Napoleon gurgled in soft agreement. The penguin had molted at last, his soft silver down falling out in bedraggled patches, until a most elegant black suit with a white waistcoat had emerged, enhanced by a stylish topknot of long red-and-yellow feathers. He graciously divided his patronage between Olympia and Sheridan, accepting a limpet or a small fish from either with enthusiastic cries and dips and bobs of his ornamented head. When they left each day, he followed a few yards, crying, slogging along in his determined waddle with his flippers outspread for balance. Nothing deterred him; he climbed over rocks in his path instead of skirting them, hopping and skidding down the other side on his knobby pink feet.

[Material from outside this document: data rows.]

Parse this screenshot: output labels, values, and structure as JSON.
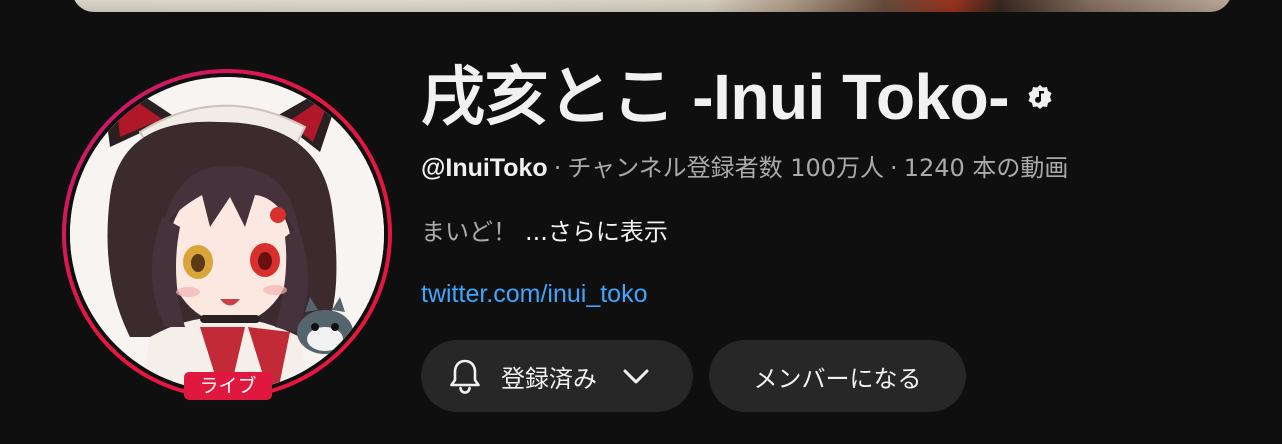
{
  "channel": {
    "title": "戌亥とこ -Inui Toko-",
    "handle": "@InuiToko",
    "separator": "·",
    "subscribers": "チャンネル登録者数 100万人",
    "videos": "1240 本の動画",
    "description": "まいど！",
    "more_label": "...さらに表示",
    "link": "twitter.com/inui_toko",
    "live_badge": "ライブ"
  },
  "buttons": {
    "subscribe_label": "登録済み",
    "member_label": "メンバーになる"
  },
  "icons": {
    "verified": "music-note-badge-icon",
    "bell": "bell-icon",
    "chevron": "chevron-down-icon"
  },
  "colors": {
    "background": "#0f0f0f",
    "text_primary": "#f1f1f1",
    "text_secondary": "#aaaaaa",
    "link": "#3ea6ff",
    "button_bg": "#272727",
    "live_red": "#e0173f"
  }
}
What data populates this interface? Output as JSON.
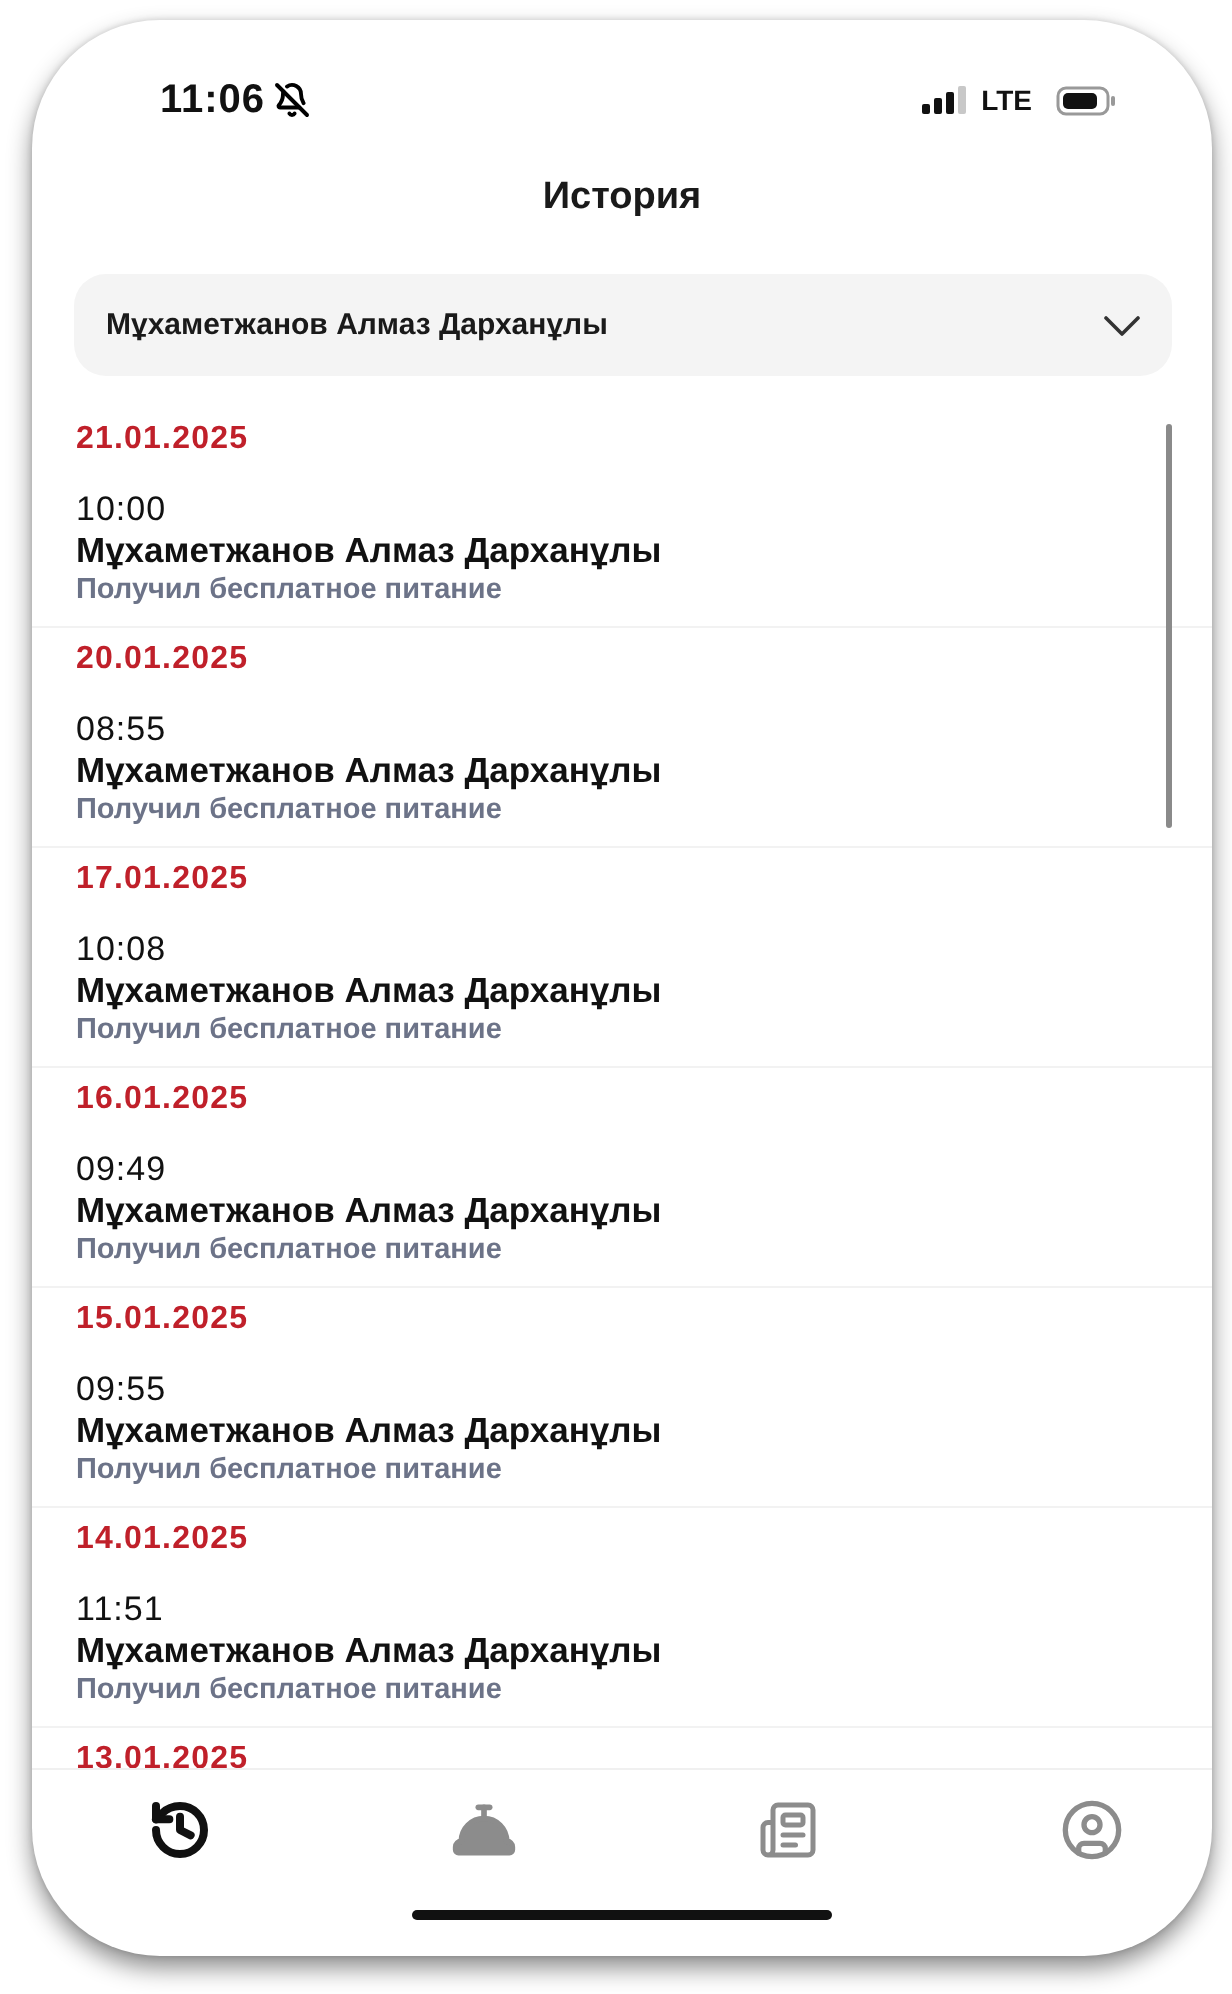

Then, as if suddenly resigned to abandonment, he would stop, turn around and sit down to await their return at the door of the hut, where he could dive beneath the canvas to escape the rapacious rooks.
She smiled at him, glad of the company as he settled against her skirt. The night was black and lonely, and worry was beginning to turn to fear.
Outside, there was a faint sound above the wind. Olympia lifted her head sharply. She closed her eyes with a sigh of relief and joyful anticipation when the noise resolved into the crunch of footsteps on snow-covered sand.